U2F Excitement then Disappointment

Posted on 3 mins read

Yubico Key I recently ordered a pair of U2F authentication keys from Amazon. I was very excited about my move to nearly unbreakable security on Gmail, Dropbox, Github, and other services. Individuals and businesses should be flocking to U2F and similar technologies to secure their data and prevent embarrassing and costly security breaches.

Some Background

U2F is a standard for second factor authentication, or 2FA as it is affectionately known. It is basically a device (either bluetooth or USB) that contains some cryptographic keys including a public key which it shares with websites such as Github and a private key which it keeps secure. Github uses the public key to encrypt some data that only the private key will understand and respond appropriately to. After adding the key to your Github account, you can insert your key as your 2FA method rather than receiving an SMS text or using an authenticator app.

SMS

Speaking of SMS and authenticator apps, they each have unique security weaknesses which was what prompted me to buy the U2F keys.
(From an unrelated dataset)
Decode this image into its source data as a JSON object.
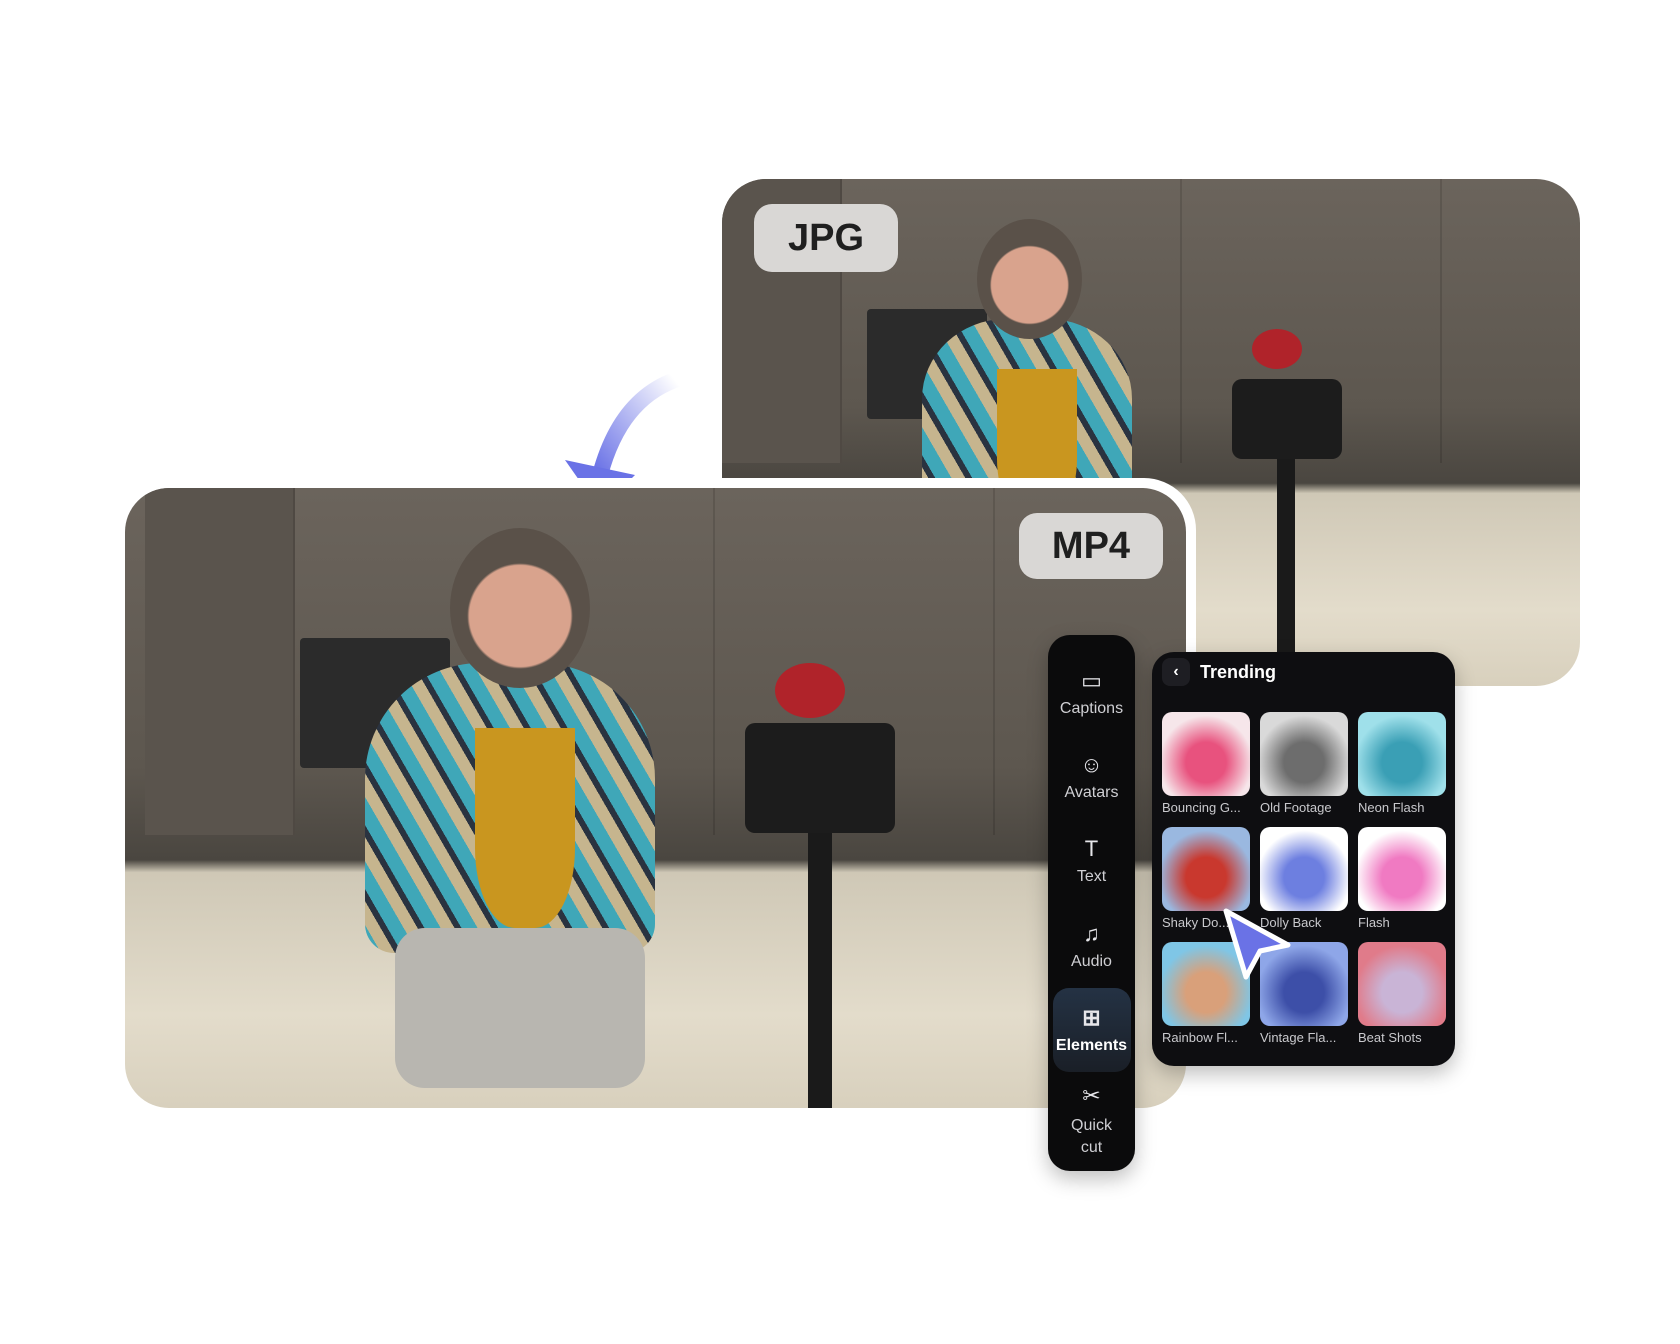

SMS’s biggest weakest is the sob-story attack. Anyone can walk in to an AT&T authorized dealer and tell a sob story and convince the clerk to assign your cell number to them. If they have your username and password, they can then access your account. If they access your email, they can probably use that to reset other passwords and gain access to those accounts as well.

Authenticator App

Authenticator apps are subject to the same attacks your username and password are subject to. If someone hacks Yahoo (which someone did and stole account info for 3 billion people), they can steal the private key that the authenticator app uses to generate codes. So they get your username, password, and authenticator codes all in one move. Keep in mind, many large companies have been victims of these attacks.

U2F

When using U2F, the hacker needs to steal your username and password from the database (or just guess it if your password is “12345”) and needs to physically possess your U2F security key. This scheme puts the security of your data directly in your hands. Seems air tight, right? Wrong.

Disappointment

My big disappointment came when trying to secure my Gmail and finding out I couldn’t remove the authenticator app and have U2F be my sole method for 2FA. Almost every service I tried doesn’t allow U2F to be used as the sole 2FA method. The only exception is G Suite work accounts from Google. When U2F is used as an extra method, rather than the only method, the security of the system decreases because you are adding yet another way for your account to be compromised.

Final Word

I am holding out hope that as U2F gains more traction, services will allow it as the only method for 2FA putting the security of your account firmly on you rather than a clerk at a cell phone booth or a database administrator.